Robb was overseeing the operation Friday morning, as some of the larger pieces of equipment were sold to clear out the space for Ridge Top Exteriors. Ridge Top, through an entity called Thatcher Ave LLC, bought the 16,815-square-foot property at 10810 U.S. Highway 19 N. for $1.3 million on Oct. 5, according to Pinellas County property records. It’s three times the size of the company’s original space and offers better visibility and room for staff expansion, according to a statement from Ridge Top, which provides siding, roofing, gutters, windows and door installation and repair.

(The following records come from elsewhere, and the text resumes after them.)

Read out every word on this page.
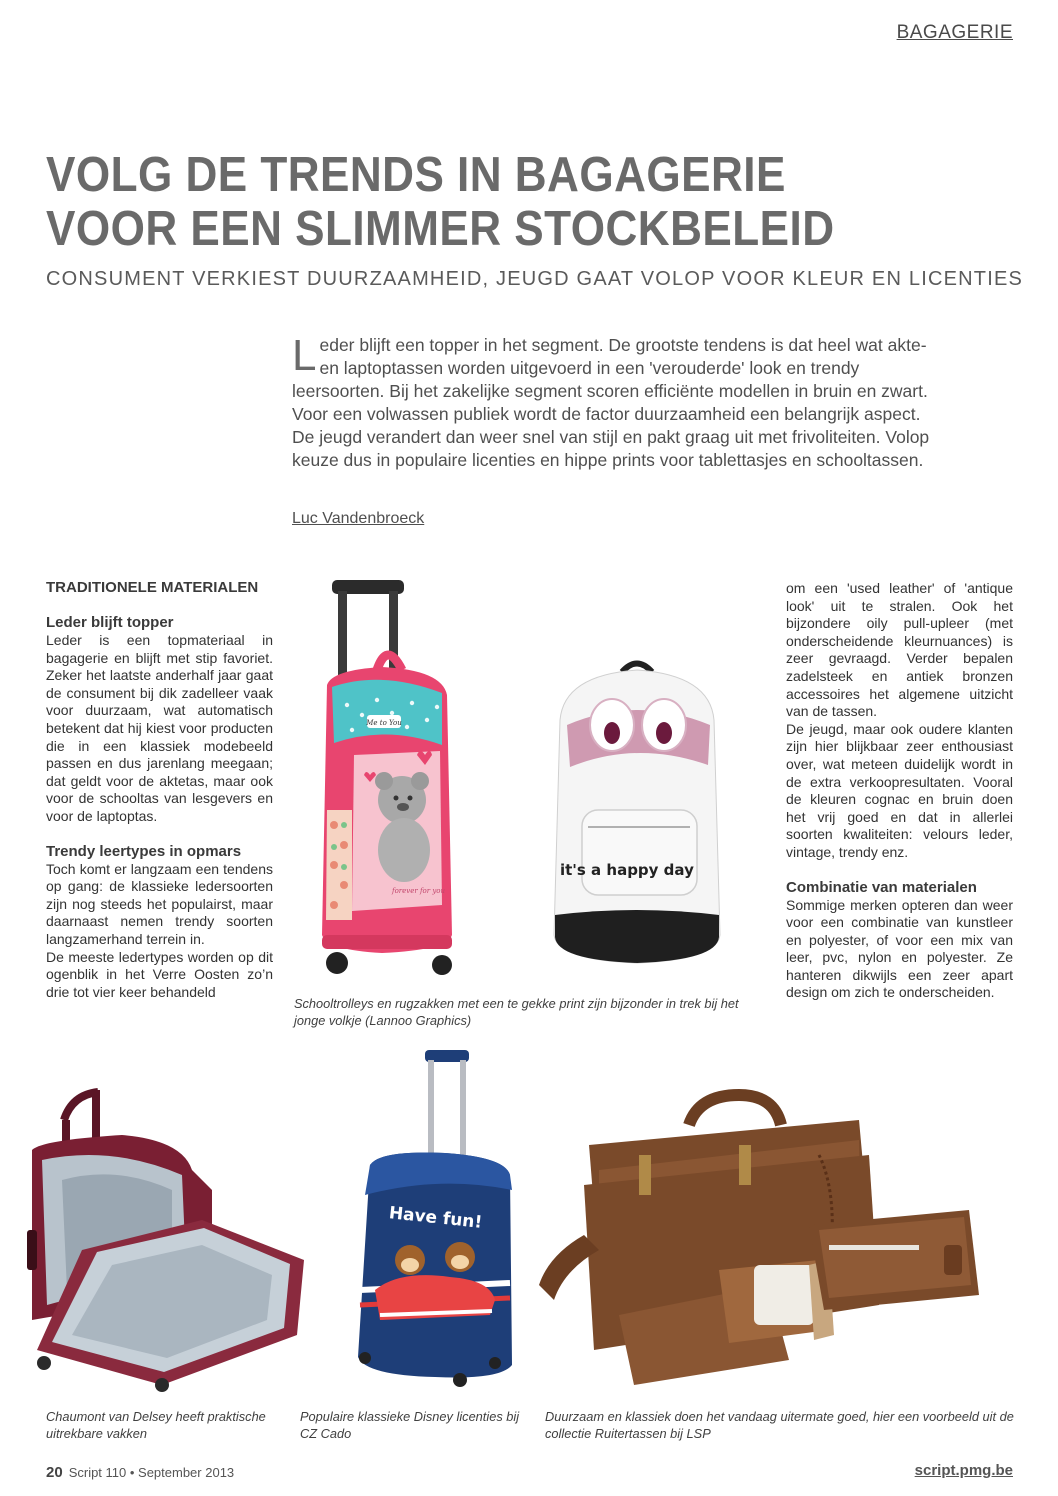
BAGAGERIE
VOLG DE TRENDS IN BAGAGERIE
VOOR EEN SLIMMER STOCKBELEID
CONSUMENT VERKIEST DUURZAAMHEID, JEUGD GAAT VOLOP VOOR KLEUR EN LICENTIES
Leder blijft een topper in het segment. De grootste tendens is dat heel wat akte- en laptoptassen worden uitgevoerd in een 'verouderde' look en trendy leersoorten. Bij het zakelijke segment scoren efficiënte modellen in bruin en zwart. Voor een volwassen publiek wordt de factor duurzaamheid een belangrijk aspect. De jeugd verandert dan weer snel van stijl en pakt graag uit met frivoliteiten. Volop keuze dus in populaire licenties en hippe prints voor tablettasjes en schooltassen.
Luc Vandenbroeck
TRADITIONELE MATERIALEN
Leder blijft topper

Leder is een topmateriaal in bagagerie en blijft met stip favoriet. Zeker het laatste anderhalf jaar gaat de consument bij dik zadelleer vaak voor duurzaam, wat automatisch betekent dat hij kiest voor producten die in een klassiek modebeeld passen en dus jarenlang meegaan; dat geldt voor de aktetas, maar ook voor de schooltas van lesgevers en voor de laptoptas.

Trendy leertypes in opmars

Toch komt er langzaam een tendens op gang: de klassieke ledersoorten zijn nog steeds het populairst, maar daarnaast nemen trendy soorten langzamerhand terrein in.

De meeste ledertypes worden op dit ogenblik in het Verre Oosten zo’n drie tot vier keer behandeld

om een 'used leather' of 'antique look' uit te stralen. Ook het bijzondere oily pull-upleer (met onderscheidende kleurnuances) is zeer gevraagd. Verder bepalen zadelsteek en antiek bronzen accessoires het algemene uitzicht van de tassen.

De jeugd, maar ook oudere klanten zijn hier blijkbaar zeer enthousiast over, wat meteen duidelijk wordt in de extra verkoopresultaten. Vooral de kleuren cognac en bruin doen het vrij goed en dat in allerlei soorten kwaliteiten: velours leder, vintage, trendy enz.

Combinatie van materialen

Sommige merken opteren dan weer voor een combinatie van kunstleer en polyester, of voor een mix van leer, pvc, nylon en polyester. Ze hanteren dikwijls een zeer apart design om zich te onderscheiden.

Me to You
forever for you
it's a happy day
Schooltrolleys en rugzakken met een te gekke print zijn bijzonder in trek bij het jonge volkje (Lannoo Graphics)
Chaumont van Delsey heeft praktische uitrekbare vakken
Have fun!
Populaire klassieke Disney licenties bij CZ Cado
Duurzaam en klassiek doen het vandaag uitermate goed, hier een voorbeeld uit de collectie Ruitertassen bij LSP
20 Script 110 • September 2013	script.pmg.be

The sale agreement include all the equipment already in the space, including free weights, squat racks, AstroTurf and batting cases. Ridge Top decided to donate the equipment, and the seller recommended PAL, Robb said.
“We’re a company with deep roots in the community and giving back is part of who we are,” Larry Gebhart, Ridge Top founder and CEO, said in the statement. “Transforming someone’s home makes a positive difference in their life, and that’s what we do every day, so partnering with the Police Athletic League to create opportunities for young people was right up our alley.”
Ridge Top will move all its operations to the new site, but will also keep its Tampa property, a spokesman said.
PAL, located at 1450 16th St. N. in an old armory, has a big gymnasium that was renovated this summer, where it can offer all kinds of athletic activities, as well as a Little League baseball team, so it plans to keep some of the balls and associated equipment. The sports programs are part of the healthy lifestyle activities the organization offers to children, along with literacy enrichment and education, health and wellness, mentoring and career activities including working with St. Petersburg police officers.
PAL serves about 150 children ages 5 to 14 every year, charging $25 a week, but no one is turned away for inability to pay, Robb said.